Victoria J. Nuland, the third-ranking official at the State Department and a determined advocate of tough policies toward Vladimir V. Putin’s Russia, will retire this month after more than 30 years of government service.
Secretary of State Antony J. Blinken announced Ms. Nuland’s departure from the post of under secretary for political affairs on Tuesday in a statement noting her “fierce passion” for freedom, democracy and human rights, and America’s promotion of those causes abroad.
Mr. Blinken singled out her work on Ukraine, which he called “indispensable to confronting Putin’s full-scale invasion” of the country.
Ms. Nuland held numerous State Department positions, including spokeswoman, and once served as deputy national security adviser to Vice President Dick Cheney. But she made her mark as a Russia specialist who long argued for marshaling strong resistance to Mr. Putin’s territorial ambitions and foreign political influence.
As the State Department’s top Russia official during the Obama administration, she argued unsuccessfully for arming Ukraine with antitank missiles, and during the Biden administration has been among the biggest proponents of sending Ukraine more and better U.S. weapons.
A skilled bureaucratic operator, she delivered her arguments with sharp wit and a bluntness that drew a mixture of admiration and fear from colleagues. “She always speaks her mind,” Mr. Blinken’s statement gently noted.
She became more widely known in 2014 after referring with an expletive to the European Union in a phone call about Ukrainian politics that was recorded and leaked, in what U.S. officials believe was the work of Russia.
During the Biden administration, Ms.
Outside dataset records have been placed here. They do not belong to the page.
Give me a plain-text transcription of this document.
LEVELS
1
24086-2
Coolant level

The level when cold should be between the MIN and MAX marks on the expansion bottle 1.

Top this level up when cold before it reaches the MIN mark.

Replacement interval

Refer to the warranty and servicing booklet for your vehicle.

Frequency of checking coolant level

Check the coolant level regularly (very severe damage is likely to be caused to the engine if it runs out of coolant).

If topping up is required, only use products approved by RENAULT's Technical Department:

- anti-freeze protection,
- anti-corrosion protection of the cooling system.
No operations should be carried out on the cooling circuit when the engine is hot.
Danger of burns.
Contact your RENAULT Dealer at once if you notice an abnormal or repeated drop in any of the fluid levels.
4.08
Nuland became a lightning rod for skeptics of U.S. support for Ukraine. “Nobody is pushing this war more than Nuland,” the Tesla co-founder Elon Musk wrote on the social media site X last February.
She was reviled in Moscow as an avatar of a Washington establishment that was seen as conspiring to undermine Russia and even overthrow Mr. Putin. Russian officials and media outlets constantly recall the way Ms. Nuland, then the U.S. assistant secretary for European and Eurasian affairs, distributed food to protesters in Kyiv’s central square in early 2014 who eventually toppled Ukraine’s Kremlin-backed leader.
“A coup against the government happened in Ukraine in 2014 after under secretary of state Victoria Nuland handed out cookies to terrorists,” the Russian foreign minister, Sergey V. Lavrov, said last year. (Ms. Nuland has said she passed out sandwiches, not cookies.)
Ms. Nuland’s departure was treated as major news by the Kremlin-backed, English-language news site RT, which featured a red banner across its home page and the headline “NULAND QUITS.”
RT quoted Russia’s foreign ministry spokeswoman, Maria Zakharova, as attributing Ms. Nuland’s departure to “the failure of the anti-Russian course of the Biden administration.” She charged that “Russophobia, proposed by Victoria Nuland as the main foreign policy concept of the United States, is dragging the Democrats to the bottom like a stone.”
Ms. Nuland spent much of the past year doubling as the acting deputy secretary of state following the retirement of Wendy Sherman, who had held the job for the first two and a half years of the Biden administration.
She had been considered a natural candidate to replace Ms. Sherman on a full-time basis. But Mr. Blinken tapped Kurt Campbell, previously the top National Security Council official for Asia, for the post. Mr. Campbell was confirmed by the Senate on Feb. 6.
Mr. Blinken said the department’s under secretary for management, John Bass, would assume Ms. Nuland’s duties on an acting basis until a replacement was confirmed.
Some analysts interpreted the choice of Mr. Campbell as a sign that President Biden and Mr. Blinken consider managing America’s relationship with China to be their top priority, despite the way Russia’s invasion of Ukraine has consumed much of Mr. Biden’s foreign policy.
Ms. Nuland spoke publicly last month about the future of Ukraine, the country in which she had invested many hundreds of hours of her life.
“If Putin wins in Ukraine, he will not stop there, and autocrats everywhere will feel emboldened to change the status quo by force,” she warned in remarks at the Center for Strategic and International Studies in Washington.
Mr. Putin “thinks he can wait out all of us,” she said. “We need to prove him wrong.”